Understanding beekeeping today can be summarized by the following:

  • Professional Beekeeping Typically involves 300 or more hives, many individuals to manage, and the commercial marketing of the harvested honey and beeswax on a large scale, nationally or even internationally
  • Backyard/Hobbyist/Suburban Beekeeping Hives are maintained on the personal property of an individual or family. The number of hives kept will vary based on the physical space available and manageability for the individual/family. Harvest is typically for personal use or, in larger quantities, might be sold locally through farmer’s markets or at community fairs and festivals.
  • Urban Beekeeping Small-scale, one- to two-hive beekeeping endeavors located in more densely populated cities. Bees are kept for enjoyment, environmental support, and for a personal store of honey and beeswax.

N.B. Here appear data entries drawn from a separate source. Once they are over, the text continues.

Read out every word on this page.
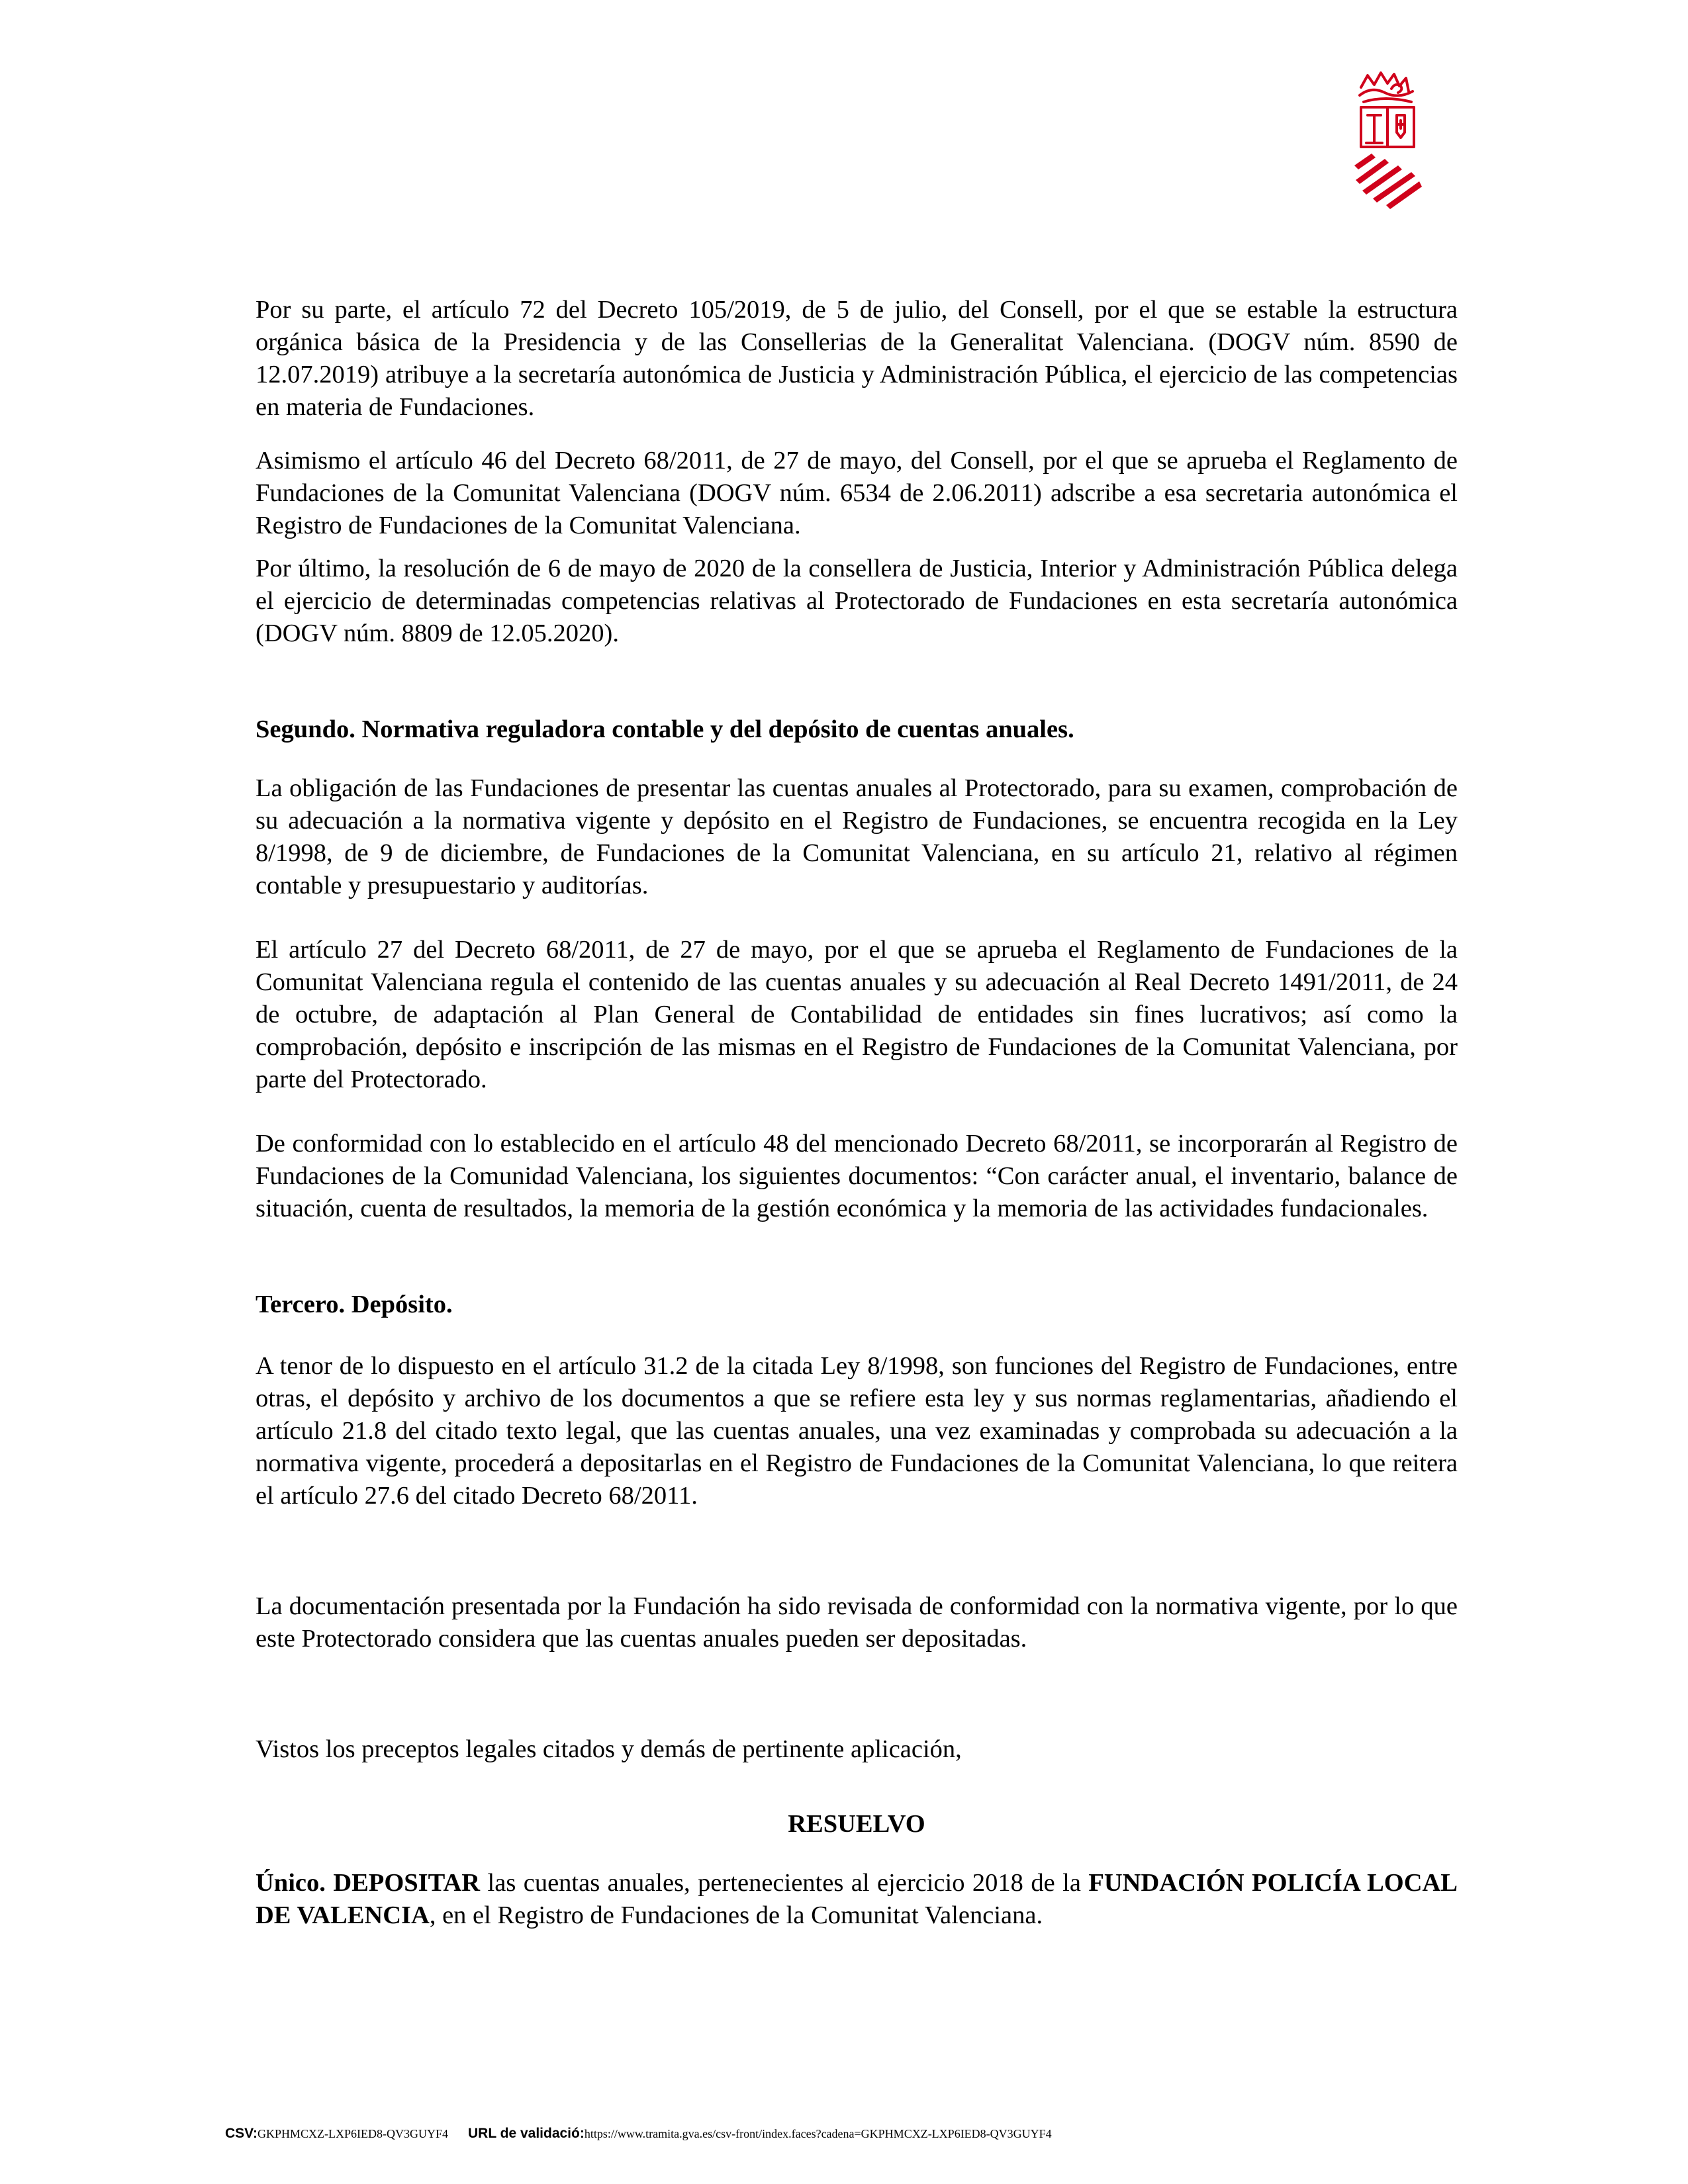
Por su parte, el artículo 72 del Decreto 105/2019, de 5 de julio, del Consell, por el que se estable la estructura orgánica básica de la Presidencia y de las Consellerias de la Generalitat Valenciana. (DOGV núm. 8590 de 12.07.2019) atribuye a la secretaría autonómica de Justicia y Administración Pública, el ejercicio de las competencias en materia de Fundaciones.

Asimismo el artículo 46 del Decreto 68/2011, de 27 de mayo, del Consell, por el que se aprueba el Reglamento de Fundaciones de la Comunitat Valenciana (DOGV núm. 6534 de 2.06.2011) adscribe a esa secretaria autonómica el Registro de Fundaciones de la Comunitat Valenciana.

Por último, la resolución de 6 de mayo de 2020 de la consellera de Justicia, Interior y Administración Pública delega el ejercicio de determinadas competencias relativas al Protectorado de Fundaciones en esta secretaría autonómica (DOGV núm. 8809 de 12.05.2020).

Segundo. Normativa reguladora contable y del depósito de cuentas anuales.

La obligación de las Fundaciones de presentar las cuentas anuales al Protectorado, para su examen, comprobación de su adecuación a la normativa vigente y depósito en el Registro de Fundaciones, se encuentra recogida en la Ley 8/1998, de 9 de diciembre, de Fundaciones de la Comunitat Valenciana, en su artículo 21, relativo al régimen contable y presupuestario y auditorías.

El artículo 27 del Decreto 68/2011, de 27 de mayo, por el que se aprueba el Reglamento de Fundaciones de la Comunitat Valenciana regula el contenido de las cuentas anuales y su adecuación al Real Decreto 1491/2011, de 24 de octubre, de adaptación al Plan General de Contabilidad de entidades sin fines lucrativos; así como la comprobación, depósito e inscripción de las mismas en el Registro de Fundaciones de la Comunitat Valenciana, por parte del Protectorado.

De conformidad con lo establecido en el artículo 48 del mencionado Decreto 68/2011, se incorporarán al Registro de Fundaciones de la Comunidad Valenciana, los siguientes documentos: “Con carácter anual, el inventario, balance de situación, cuenta de resultados, la memoria de la gestión económica y la memoria de las actividades fundacionales.

Tercero. Depósito.

A tenor de lo dispuesto en el artículo 31.2 de la citada Ley 8/1998, son funciones del Registro de Fundaciones, entre otras, el depósito y archivo de los documentos a que se refiere esta ley y sus normas reglamentarias, añadiendo el artículo 21.8 del citado texto legal, que las cuentas anuales, una vez examinadas y comprobada su adecuación a la normativa vigente, procederá a depositarlas en el Registro de Fundaciones de la Comunitat Valenciana, lo que reitera el artículo 27.6 del citado Decreto 68/2011.

La documentación presentada por la Fundación ha sido revisada de conformidad con la normativa vigente, por lo que este Protectorado considera que las cuentas anuales pueden ser depositadas.

Vistos los preceptos legales citados y demás de pertinente aplicación,

RESUELVO

Único. DEPOSITAR las cuentas anuales, pertenecientes al ejercicio 2018 de la FUNDACIÓN POLICÍA LOCAL DE VALENCIA, en el Registro de Fundaciones de la Comunitat Valenciana.

CSV:GKPHMCXZ-LXP6IED8-QV3GUYF4 URL de validació:https://www.tramita.gva.es/csv-front/index.faces?cadena=GKPHMCXZ-LXP6IED8-QV3GUYF4
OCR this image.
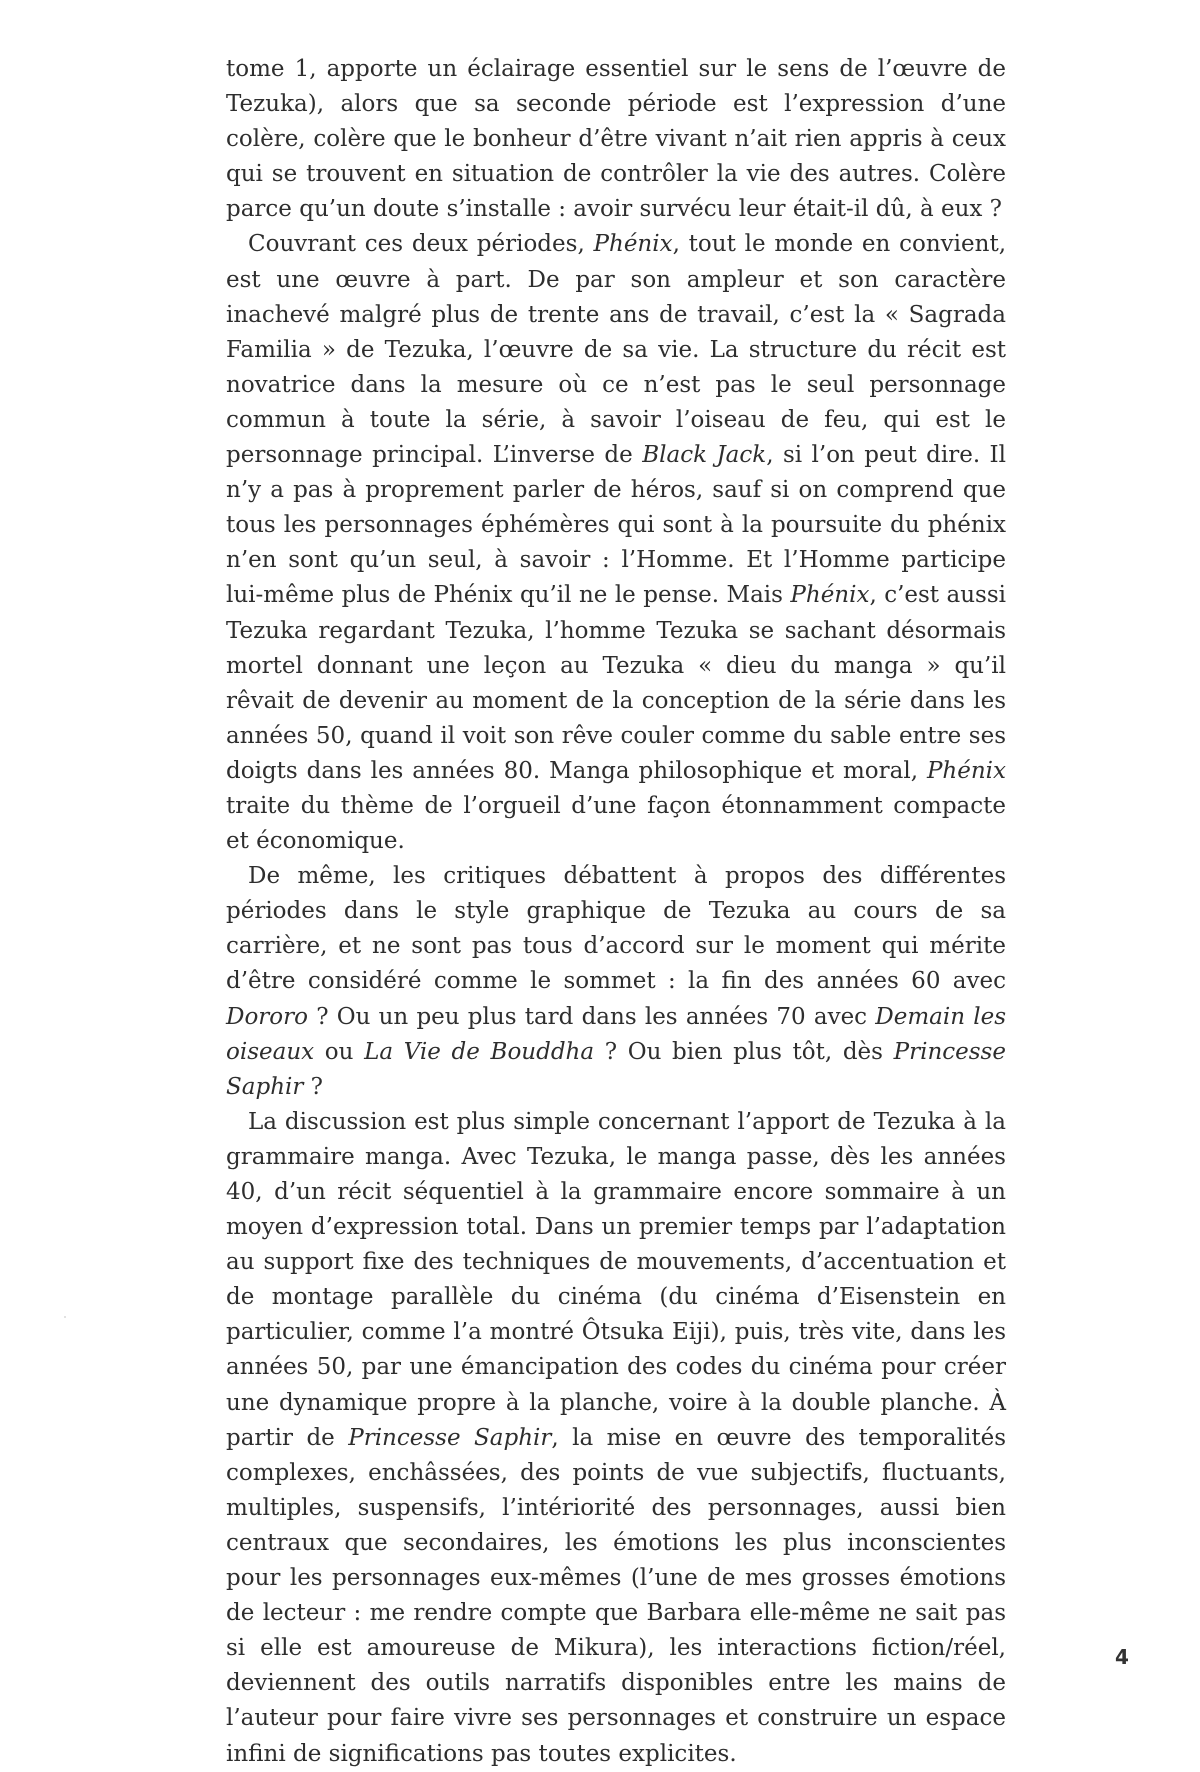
tome 1, apporte un éclairage essentiel sur le sens de l’œuvre de Tezuka), alors que sa seconde période est l’expression d’une colère, colère que le bonheur d’être vivant n’ait rien appris à ceux qui se trouvent en situation de contrôler la vie des autres. Colère parce qu’un doute s’installe : avoir survécu leur était-il dû, à eux ?

Couvrant ces deux périodes, Phénix, tout le monde en convient, est une œuvre à part. De par son ampleur et son caractère inachevé malgré plus de trente ans de travail, c’est la « Sagrada Familia » de Tezuka, l’œuvre de sa vie. La structure du récit est novatrice dans la mesure où ce n’est pas le seul personnage commun à toute la série, à savoir l’oiseau de feu, qui est le personnage principal. L’inverse de Black Jack, si l’on peut dire. Il n’y a pas à proprement parler de héros, sauf si on comprend que tous les personnages éphémères qui sont à la poursuite du phénix n’en sont qu’un seul, à savoir : l’Homme. Et l’Homme participe lui-même plus de Phénix qu’il ne le pense. Mais Phénix, c’est aussi Tezuka regardant Tezuka, l’homme Tezuka se sachant désormais mortel donnant une leçon au Tezuka « dieu du manga » qu’il rêvait de devenir au moment de la conception de la série dans les années 50, quand il voit son rêve couler comme du sable entre ses doigts dans les années 80. Manga philosophique et moral, Phénix traite du thème de l’orgueil d’une façon étonnamment compacte et économique.

De même, les critiques débattent à propos des différentes périodes dans le style graphique de Tezuka au cours de sa carrière, et ne sont pas tous d’accord sur le moment qui mérite d’être considéré comme le sommet : la fin des années 60 avec Dororo ? Ou un peu plus tard dans les années 70 avec Demain les oiseaux ou La Vie de Bouddha ? Ou bien plus tôt, dès Princesse Saphir ?

La discussion est plus simple concernant l’apport de Tezuka à la grammaire manga. Avec Tezuka, le manga passe, dès les années 40, d’un récit séquentiel à la grammaire encore sommaire à un moyen d’expression total. Dans un premier temps par l’adaptation au support fixe des techniques de mouvements, d’accentuation et de montage parallèle du cinéma (du cinéma d’Eisenstein en particulier, comme l’a montré Ôtsuka Eiji), puis, très vite, dans les années 50, par une émancipation des codes du cinéma pour créer une dynamique propre à la planche, voire à la double planche. À partir de Princesse Saphir, la mise en œuvre des temporalités complexes, enchâssées, des points de vue subjectifs, fluctuants, multiples, suspensifs, l’intériorité des personnages, aussi bien centraux que secondaires, les émotions les plus inconscientes pour les personnages eux-mêmes (l’une de mes grosses émotions de lecteur : me rendre compte que Barbara elle-même ne sait pas si elle est amoureuse de Mikura), les interactions fiction/réel, deviennent des outils narratifs disponibles entre les mains de l’auteur pour faire vivre ses personnages et construire un espace infini de significations pas toutes explicites.

4
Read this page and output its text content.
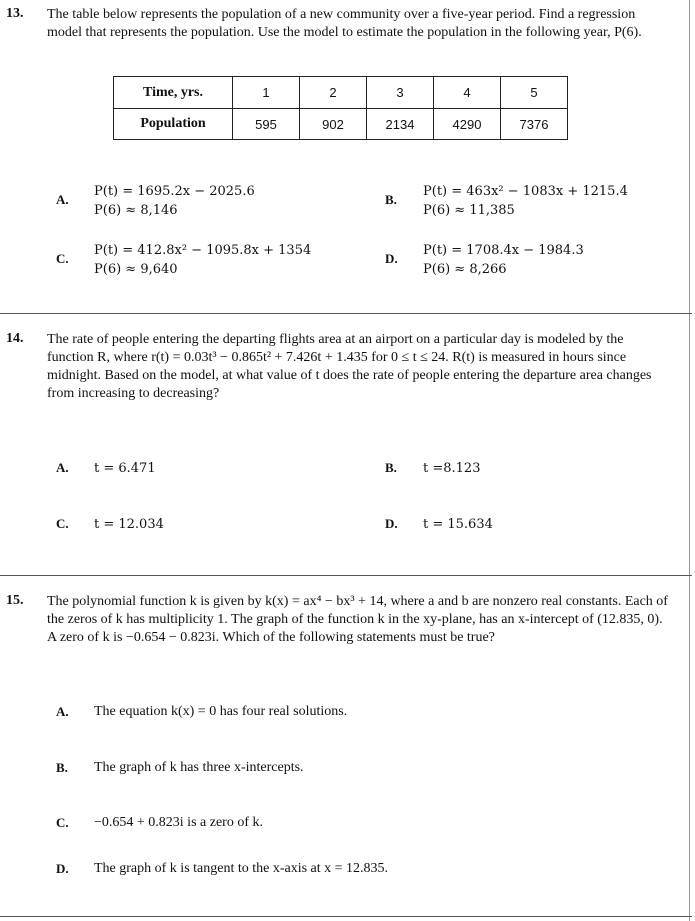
13. The table below represents the population of a new community over a five-year period. Find a regression model that represents the population. Use the model to estimate the population in the following year, P(6).
Time, yrs.	1	2	3	4	5
Population	595	902	2134	4290	7376
A.
P(t) = 1695.2x − 2025.6
P(6) ≈ 8,146
B.
P(t) = 463x² − 1083x + 1215.4
P(6) ≈ 11,385
C.
P(t) = 412.8x² − 1095.8x + 1354
P(6) ≈ 9,640
D.
P(t) = 1708.4x − 1984.3
P(6) ≈ 8,266
14. The rate of people entering the departing flights area at an airport on a particular day is modeled by the function R, where r(t) = 0.03t³ − 0.865t² + 7.426t + 1.435 for 0 ≤ t ≤ 24. R(t) is measured in hours since midnight. Based on the model, at what value of t does the rate of people entering the departure area changes from increasing to decreasing?
A. t = 6.471	B. t =8.123
C. t = 12.034	D. t = 15.634
15. The polynomial function k is given by k(x) = ax⁴ − bx³ + 14, where a and b are nonzero real constants. Each of the zeros of k has multiplicity 1. The graph of the function k in the xy-plane, has an x-intercept of (12.835, 0). A zero of k is −0.654 − 0.823i. Which of the following statements must be true?
A. The equation k(x) = 0 has four real solutions.
B. The graph of k has three x-intercepts.
C. −0.654 + 0.823i is a zero of k.
D. The graph of k is tangent to the x-axis at x = 12.835.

Advances in knowledge and technology have definitely improved the art of beekeeping and the lives of kept bees through the centuries. Unfortunately some of our more recent agricultural advancements, namely the use of pesticides and herbicides, have gone a long way towards undoing the good of those beekeeping advancements. Today the future of beekeeping and bees themselves is in jeopardy. The chemicals we’ve used to douse our fields has caused devastating harm to our pollinators.

Since we cannot survive without bees to pollinate our crops, we need to make changes quickly. Understanding beekeeping requires that we recognize the current threat and take steps to remedy the situation. Immediately. Because otherwise there will be no future for beekeeping.

honeybee in flightThe good news, though, is that we can all help. We can stop using harmful chemicals and create bee-supporting gardens and habitats. We can join the front lines and become a backyard or urban beekeeper ourselves. And we can support legislation that supports our pollinators.

Together, we can keep the future of buzzing with possibilities.